Don't expect da Costa to be his generally old 2023-24 subservient self to Wehrlein again. In his mind, he's done his favours and within reason he'll be looking out for himself more this season. He's found his feet at Porsche, he's understood them and they've understood him.
While the relationship is much better than it was last year, there is an element of them being wired very differently. He and Wehrlein too generally get on well but they aren't peas in a pod and it wouldn't take much to unsettle the balance in that team. But for now all is cordial, all is calm.
Still, it's very early days and despite the Porsche party being spoiled by rowdy and uninvited guests in Nissan and Rowland, Wehrlein said he will not lose much sleep over it. In fact, he will rest soundly. Having exited the season opener with a violent upside down crash into the wall, a third-place finish in Mexico was just fine.
"The most important thing for me is that the car feels fine and I'm feeling fine," Wehrlein told The Race.
Battered, bruised after the crash and unable to collect his 2024 world title award at the FIA gala last month, Wehrlein was mainly just relieved he could continue his championship defence - especially as his Porsche had been sent to the FIA for analysis after the Sao Paulo crash and was only rebuilt in the Mexico paddock during race week.
"The team rebuilt a completely new car here on Wednesday and Thursday," he said.
"As a driver you always have doubts if the car feels the same. Is it performing on the same level or does it feel worse? Is it reliable?
"It's not the same environment as building up the car in Weissach [Porsche's base], so therefore I'm very happy with the job we've done.
"I can now sleep a bit more peacefully in the next couple of days knowing that the car is fine and looking forward to the season."
BEWARE THE CURVEBALLS
There's plenty that's ominous about Porsche right now in Formula E. The step it has made seemingly works anywhere, and it has a fully lit and massively motivated da Costa and an evidently even hungrier Wehrlein.
But that didn't stop Nissan from toppling it in Mexico and nearly doing so in Brazil.
Will having the pace and energy advantage actually be enough in a season that could contain even more curveballs than usual, particularly when pit boost stops are introduced? Nissan sees both an opportunity and a potential stumbling block there.
"This season there will be a lot of new things with the pit boost, and a lot of unknowns, where the learning curve is very steep," warned Volpe.
"So not necessarily teams that are supposed to be always the best will always be the best because there might be new things that some teams will find and understand before others.
"But no excuses because we need to try to simulate and anticipate any kind of scenario.
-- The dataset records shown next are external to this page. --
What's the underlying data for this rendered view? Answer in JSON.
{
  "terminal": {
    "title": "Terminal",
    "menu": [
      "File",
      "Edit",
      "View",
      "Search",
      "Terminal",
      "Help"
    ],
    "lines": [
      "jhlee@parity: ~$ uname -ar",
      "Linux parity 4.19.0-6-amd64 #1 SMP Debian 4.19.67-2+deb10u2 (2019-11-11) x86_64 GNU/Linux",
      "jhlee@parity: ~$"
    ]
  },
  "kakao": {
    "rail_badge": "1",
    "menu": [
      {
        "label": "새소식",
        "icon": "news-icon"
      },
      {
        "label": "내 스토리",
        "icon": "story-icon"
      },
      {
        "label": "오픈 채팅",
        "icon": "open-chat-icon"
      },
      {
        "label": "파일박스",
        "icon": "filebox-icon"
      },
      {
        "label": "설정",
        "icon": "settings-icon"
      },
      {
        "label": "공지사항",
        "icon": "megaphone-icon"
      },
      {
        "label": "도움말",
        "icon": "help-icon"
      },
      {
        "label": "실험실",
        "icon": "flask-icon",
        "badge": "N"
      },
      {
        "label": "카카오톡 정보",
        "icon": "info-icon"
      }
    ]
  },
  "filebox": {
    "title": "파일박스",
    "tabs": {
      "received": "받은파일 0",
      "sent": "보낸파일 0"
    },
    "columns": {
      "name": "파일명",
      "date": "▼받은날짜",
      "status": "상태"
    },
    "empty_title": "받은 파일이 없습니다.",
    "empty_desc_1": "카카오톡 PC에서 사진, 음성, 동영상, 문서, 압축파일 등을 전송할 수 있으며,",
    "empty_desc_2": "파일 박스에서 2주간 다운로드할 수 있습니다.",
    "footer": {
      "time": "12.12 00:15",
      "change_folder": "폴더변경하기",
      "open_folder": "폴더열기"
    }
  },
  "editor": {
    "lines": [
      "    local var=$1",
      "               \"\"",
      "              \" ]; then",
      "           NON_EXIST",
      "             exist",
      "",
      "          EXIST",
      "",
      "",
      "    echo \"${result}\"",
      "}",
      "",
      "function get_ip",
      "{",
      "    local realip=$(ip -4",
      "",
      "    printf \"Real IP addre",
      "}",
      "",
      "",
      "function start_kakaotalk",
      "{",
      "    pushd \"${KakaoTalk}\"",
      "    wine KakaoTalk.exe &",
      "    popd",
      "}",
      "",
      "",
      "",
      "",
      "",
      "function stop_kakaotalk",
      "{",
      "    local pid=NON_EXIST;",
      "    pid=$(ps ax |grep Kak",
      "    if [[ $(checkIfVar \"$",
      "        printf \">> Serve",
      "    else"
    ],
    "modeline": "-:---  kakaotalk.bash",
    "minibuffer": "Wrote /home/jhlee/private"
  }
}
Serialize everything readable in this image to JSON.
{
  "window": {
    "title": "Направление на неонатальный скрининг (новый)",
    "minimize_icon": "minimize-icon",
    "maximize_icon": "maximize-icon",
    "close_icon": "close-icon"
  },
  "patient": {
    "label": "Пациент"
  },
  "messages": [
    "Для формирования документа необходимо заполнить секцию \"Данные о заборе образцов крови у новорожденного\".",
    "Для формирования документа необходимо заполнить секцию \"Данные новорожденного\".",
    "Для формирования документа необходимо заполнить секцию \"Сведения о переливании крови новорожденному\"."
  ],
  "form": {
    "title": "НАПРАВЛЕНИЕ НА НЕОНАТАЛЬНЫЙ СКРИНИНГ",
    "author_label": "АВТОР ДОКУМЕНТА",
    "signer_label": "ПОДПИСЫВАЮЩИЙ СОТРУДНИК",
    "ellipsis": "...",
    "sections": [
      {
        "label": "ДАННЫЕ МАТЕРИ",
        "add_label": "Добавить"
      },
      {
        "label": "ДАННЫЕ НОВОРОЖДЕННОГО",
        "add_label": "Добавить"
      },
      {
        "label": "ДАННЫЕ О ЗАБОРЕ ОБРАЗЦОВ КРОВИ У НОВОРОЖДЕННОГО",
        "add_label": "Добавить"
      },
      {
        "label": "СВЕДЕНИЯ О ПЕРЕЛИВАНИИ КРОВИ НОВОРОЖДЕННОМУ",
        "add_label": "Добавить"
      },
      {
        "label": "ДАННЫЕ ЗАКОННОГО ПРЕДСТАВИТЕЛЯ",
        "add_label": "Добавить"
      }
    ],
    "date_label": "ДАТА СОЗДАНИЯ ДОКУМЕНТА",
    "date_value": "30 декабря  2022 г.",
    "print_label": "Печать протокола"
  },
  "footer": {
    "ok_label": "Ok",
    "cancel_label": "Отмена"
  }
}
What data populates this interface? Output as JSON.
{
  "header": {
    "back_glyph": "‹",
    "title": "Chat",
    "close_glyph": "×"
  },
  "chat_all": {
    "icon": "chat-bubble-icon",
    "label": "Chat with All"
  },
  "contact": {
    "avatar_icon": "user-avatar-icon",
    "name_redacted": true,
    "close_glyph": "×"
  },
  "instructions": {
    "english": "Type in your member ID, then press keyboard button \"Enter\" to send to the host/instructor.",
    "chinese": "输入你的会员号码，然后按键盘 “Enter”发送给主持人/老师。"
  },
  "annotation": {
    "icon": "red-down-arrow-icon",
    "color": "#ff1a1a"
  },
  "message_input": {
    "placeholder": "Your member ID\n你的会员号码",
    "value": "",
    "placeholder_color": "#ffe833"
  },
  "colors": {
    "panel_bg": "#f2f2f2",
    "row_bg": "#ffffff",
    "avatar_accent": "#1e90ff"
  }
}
I'm sure that there will be some ups and downs from everyone.
"Having said that, our ambition this season is definitely to be fighting for at least one of the three championships until the last race."
The gap from now until the Jeddah weekend in mid-February, and in particularly the yawning chasm of Jeddah to Homestead (two months), is likely to be pivotal in the sense of what is happening away from the track, as Volpe attested.
"Definitely there is, I wouldn't say a lot, but there is quite a solid part of development that is still coming up," he said.
"So, if we do things right and it's in the right direction, for sure, we can make the car more and more competitive, and we can fight with the best."
Nissan is doing that already. Now it needs to show it can do it consistently if it's to be an irritable thorn in Porsche's quest to add to its trophy cabinet.